SOROTAN MEDIA

Mulai Juli karhutla diperkirakan meningkat

Sejumlah personel pemadam kebakaran dari PT Sumatera Riang Lestari melakukan proses pemadaman kebakaran hutan yang berbatasan dengan konsesi perusahaan di Pulau Rupat Kabupaten Bengkalis, Riau, Rabu (27/2/2019).
Sejumlah personel pemadam kebakaran dari PT Sumatera Riang Lestari melakukan proses pemadaman kebakaran hutan yang berbatasan dengan konsesi perusahaan di Pulau Rupat Kabupaten Bengkalis, Riau, Rabu (27/2/2019). | FB Anggoro /ANTARA FOTO

Mencegah lebih baik dari menanggulangi. Karena itu Kepala Badan Nasional Penanggulangan Bencana (BNPB) Doni Monardo mengimbau warga di wilayah rawan mengantisipasi kemungkinan terjadinya kebakaran hutan dan lahan. Menurut perkiraan, meningkat mulai Juli 2019.

Belajar dari tahun 2018, luas kebakaran hutan dan lahan meningkat dua kali lipat menjadi sekitar 500 ribu hektare dibandingkan dengan tahun 2017, 165.464 hektare. Meski demikian, angka ini masih jauh di bawah kebakaran hutan pada 2015, sekitar 2,61 juta hektare.
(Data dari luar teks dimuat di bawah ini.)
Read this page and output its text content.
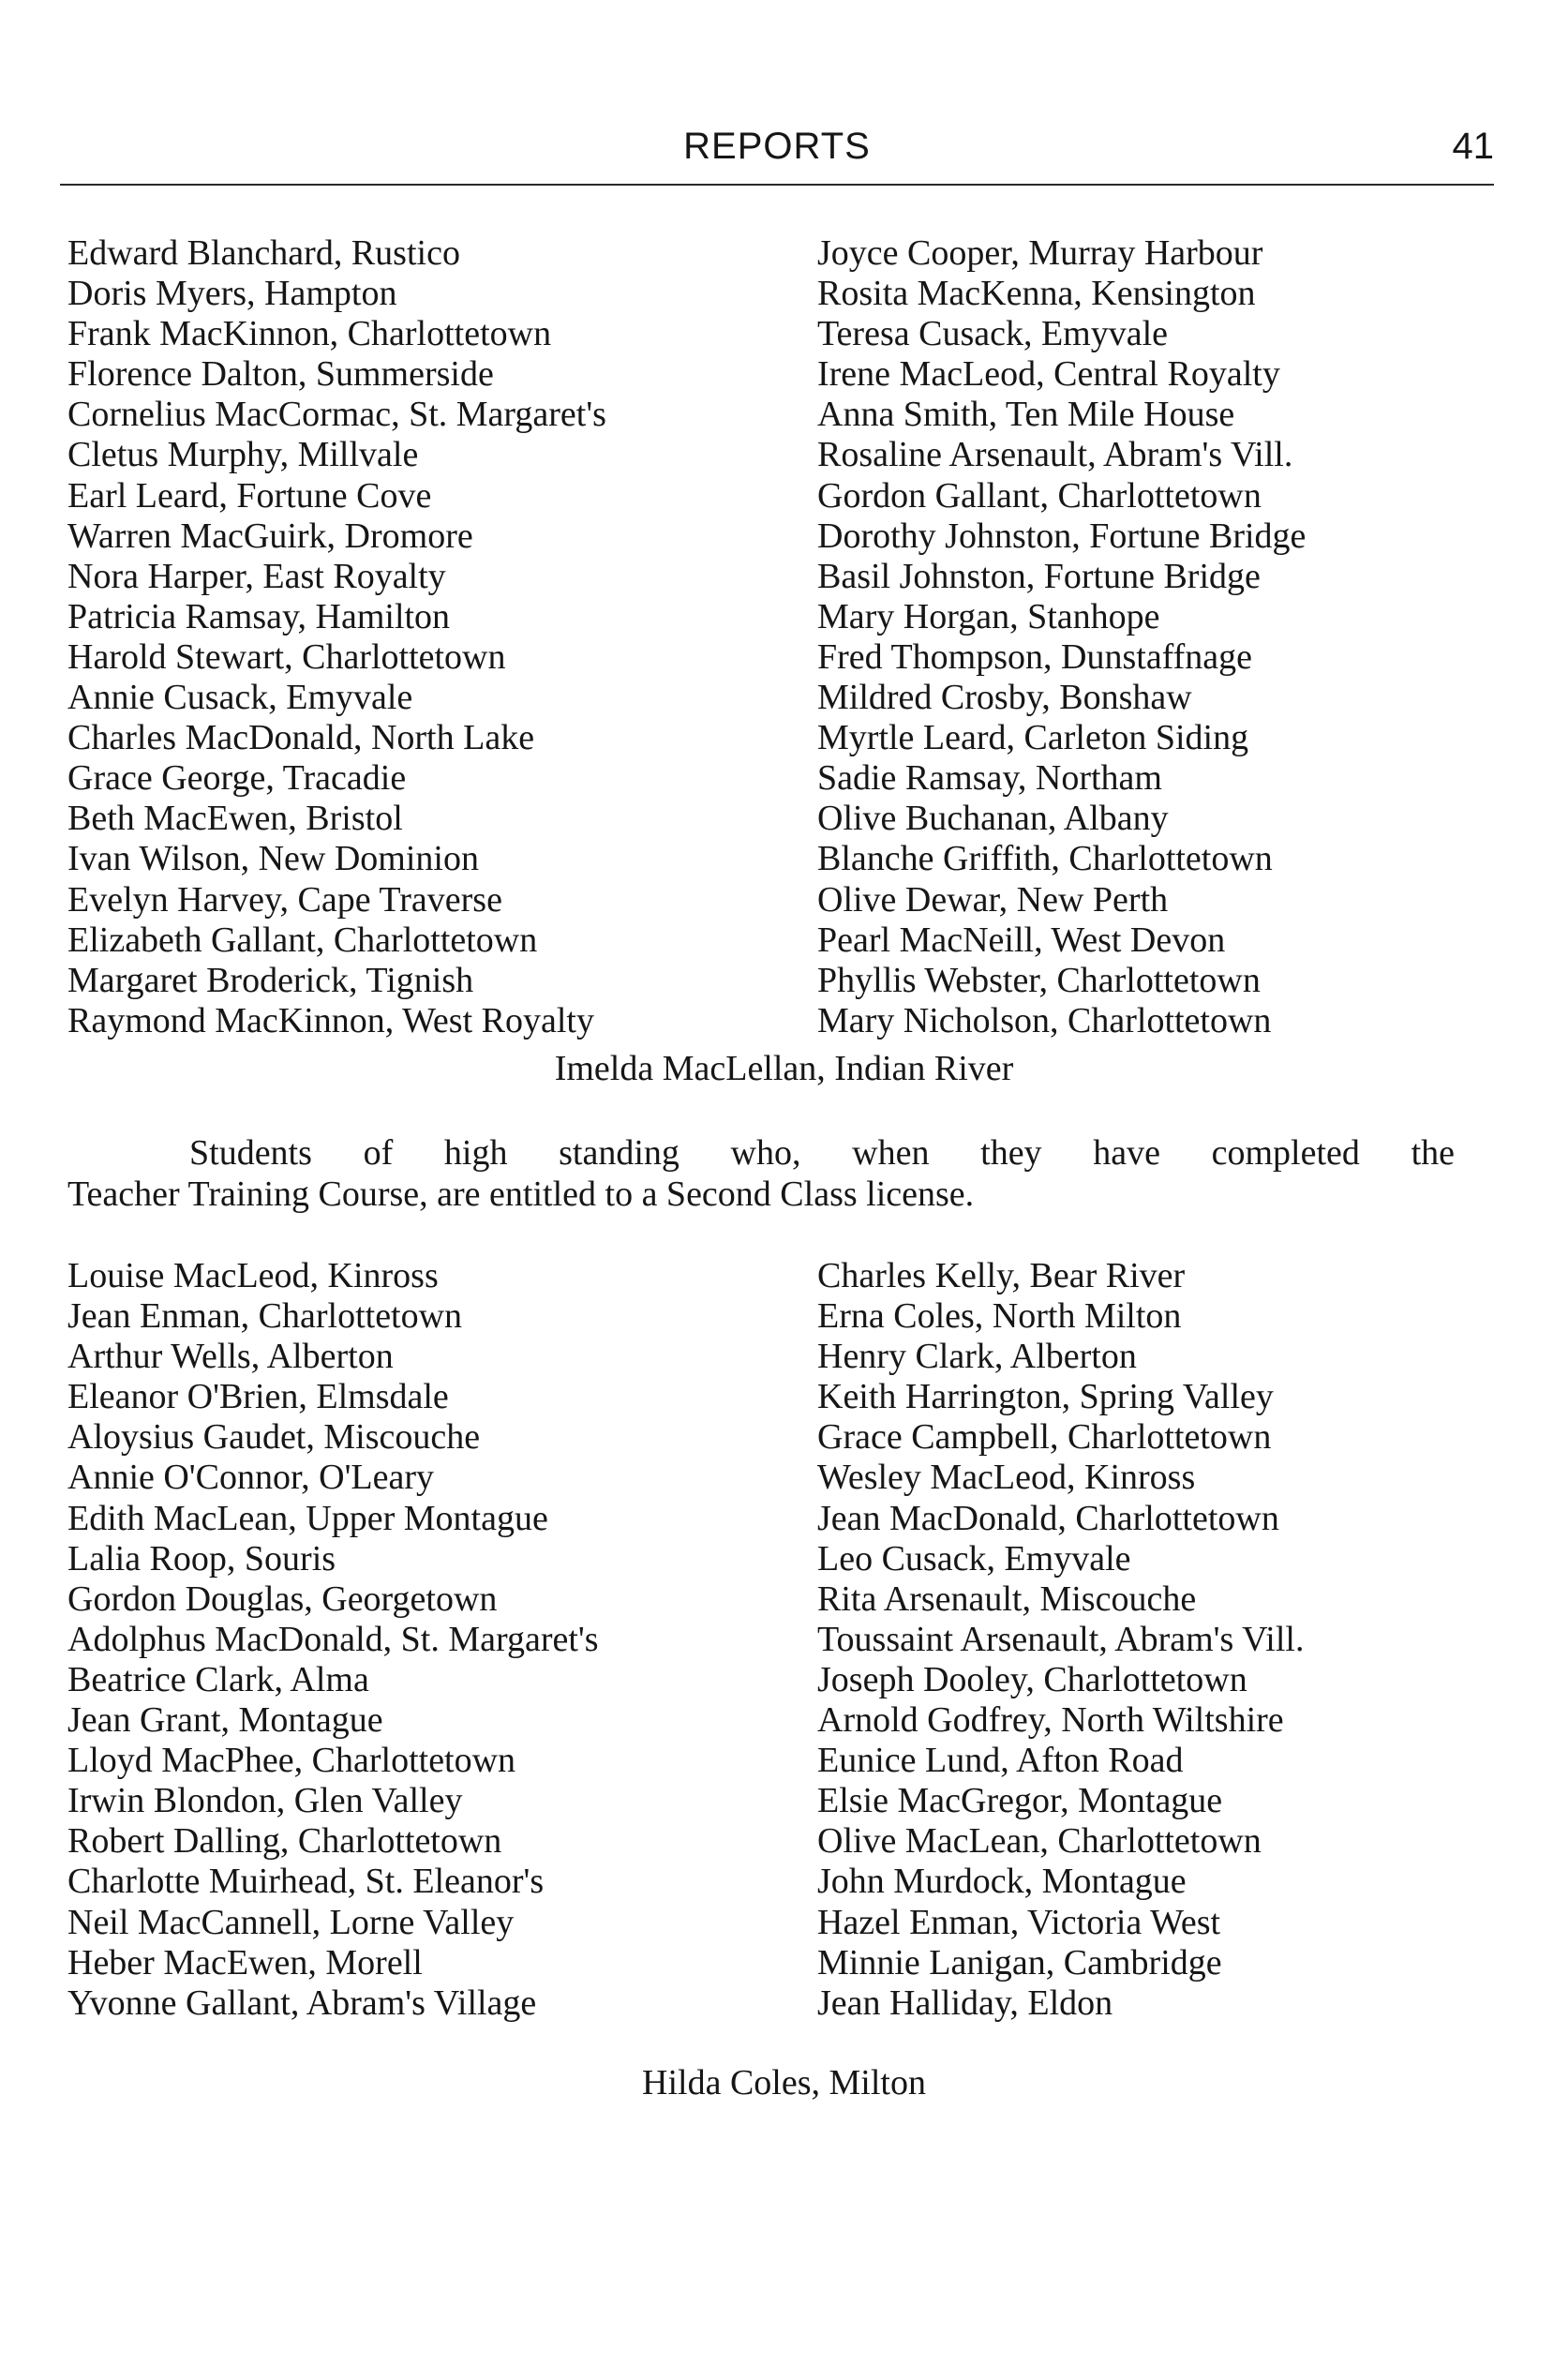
REPORTS	41
Edward Blanchard, Rustico	Joyce Cooper, Murray Harbour
Doris Myers, Hampton	Rosita MacKenna, Kensington
Frank MacKinnon, Charlottetown	Teresa Cusack, Emyvale
Florence Dalton, Summerside	Irene MacLeod, Central Royalty
Cornelius MacCormac, St. Margaret's	Anna Smith, Ten Mile House
Cletus Murphy, Millvale	Rosaline Arsenault, Abram's Vill.
Earl Leard, Fortune Cove	Gordon Gallant, Charlottetown
Warren MacGuirk, Dromore	Dorothy Johnston, Fortune Bridge
Nora Harper, East Royalty	Basil Johnston, Fortune Bridge
Patricia Ramsay, Hamilton	Mary Horgan, Stanhope
Harold Stewart, Charlottetown	Fred Thompson, Dunstaffnage
Annie Cusack, Emyvale	Mildred Crosby, Bonshaw
Charles MacDonald, North Lake	Myrtle Leard, Carleton Siding
Grace George, Tracadie	Sadie Ramsay, Northam
Beth MacEwen, Bristol	Olive Buchanan, Albany
Ivan Wilson, New Dominion	Blanche Griffith, Charlottetown
Evelyn Harvey, Cape Traverse	Olive Dewar, New Perth
Elizabeth Gallant, Charlottetown	Pearl MacNeill, West Devon
Margaret Broderick, Tignish	Phyllis Webster, Charlottetown
Raymond MacKinnon, West Royalty	Mary Nicholson, Charlottetown
Imelda MacLellan, Indian River
Students of high standing who, when they have completed the
Teacher Training Course, are entitled to a Second Class license.
Louise MacLeod, Kinross	Charles Kelly, Bear River
Jean Enman, Charlottetown	Erna Coles, North Milton
Arthur Wells, Alberton	Henry Clark, Alberton
Eleanor O'Brien, Elmsdale	Keith Harrington, Spring Valley
Aloysius Gaudet, Miscouche	Grace Campbell, Charlottetown
Annie O'Connor, O'Leary	Wesley MacLeod, Kinross
Edith MacLean, Upper Montague	Jean MacDonald, Charlottetown
Lalia Roop, Souris	Leo Cusack, Emyvale
Gordon Douglas, Georgetown	Rita Arsenault, Miscouche
Adolphus MacDonald, St. Margaret's	Toussaint Arsenault, Abram's Vill.
Beatrice Clark, Alma	Joseph Dooley, Charlottetown
Jean Grant, Montague	Arnold Godfrey, North Wiltshire
Lloyd MacPhee, Charlottetown	Eunice Lund, Afton Road
Irwin Blondon, Glen Valley	Elsie MacGregor, Montague
Robert Dalling, Charlottetown	Olive MacLean, Charlottetown
Charlotte Muirhead, St. Eleanor's	John Murdock, Montague
Neil MacCannell, Lorne Valley	Hazel Enman, Victoria West
Heber MacEwen, Morell	Minnie Lanigan, Cambridge
Yvonne Gallant, Abram's Village	Jean Halliday, Eldon
Hilda Coles, Milton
Per Agustus 2018, ada 9.205 titik panas di seluruh Indonesia. Meningkat lima kali lipat dibandingkan 2017, 1.448 titik panas.

Ringkasan

  • Kepala Badan Nasional Penanggulangan Bencana (BNPB) Doni Monardo mengimbau warga di wilayah rawan mengantisipasi kemungkinan terjadinya kebakaran hutan dan lahan, yang menurut perkiraan meningkat mulai Juli 2019.
  • Ia mengharapkan sinergi semua pihak, dari pemerintah, TNI/Polri, masyarakat dan dunia usaha. Khususnya di wilayah Riau, Sumatra Selatan, dan Kalimantan Barat, dengan Satuan Tugas Gabungan Kebakaran Hutan dan Lahan TNI.
  • Badan Meteorologi, Klimatologi, dan Geofisika (BMKG) memperkirakan selama Juli hingga Oktober 2019 sejumlah daerah akan menghadapi curah hujan rendah. Puncak musim kemarau menurut prakiraan terjadi Agustus.
  • BMKG memantau kondisi El Nino lemah yang diperkirakan bertahan sepanjang 2019. Dampak fenomena alam tersebut pada musim kemarau perlu diwaspadai.
  • Daerah yang rentan mengalami kekeringan meteorologis meliputi Jawa Tengah, Jawa Timur, Bali, dan Nusa Tenggara; sementara daerah seperti Riau, Palembang, Jambi, serta sebagian besar Kalimantan berpotensi mengalami kebakaran hutan dan lahan.

Sebaran Media

Jumlah sebaran pada Media Daring terbanyak diraih oleh covesia.com dan antaranews.com dengan 4 pemberitaan, diikuti peringkat kedua republika.co.id dengan 1 pemberitaan.

Jumlah berita per media
Jumlah berita per media | Robotorial /Content Analysis

Sebaran Linimasa

Sebaran topik mulai muncul sejak pukul 02:00 hingga 14:00 WIB, dan mencapai puncak pemberitaan pada pukul 09:00 WIB dengan total 8 pemberitaan.

Jumlah berita per jam
Jumlah berita per jam | Robotorial /Content Analysis

Sebaran Facebook

Jumlah interaksi pada media sosial Facebook terbanyak diraih oleh republika.co.id dengan 20 interaksi, diikuti peringkat kedua covesia.com dengan 8 interaksi. Selanjutnya liputan6.com dengan 3 interaksi pada peringkat ketiga.

Jumlah berita media di Facebook
Jumlah berita media di Facebook | Robotorial /https://www.sharedcount.com/

Sumber

Catatan Redaksi: Teks dan gambar dalam artikel ini diolah secara otomatis oleh program komputer. Penerbitannya melalui moderasi editor.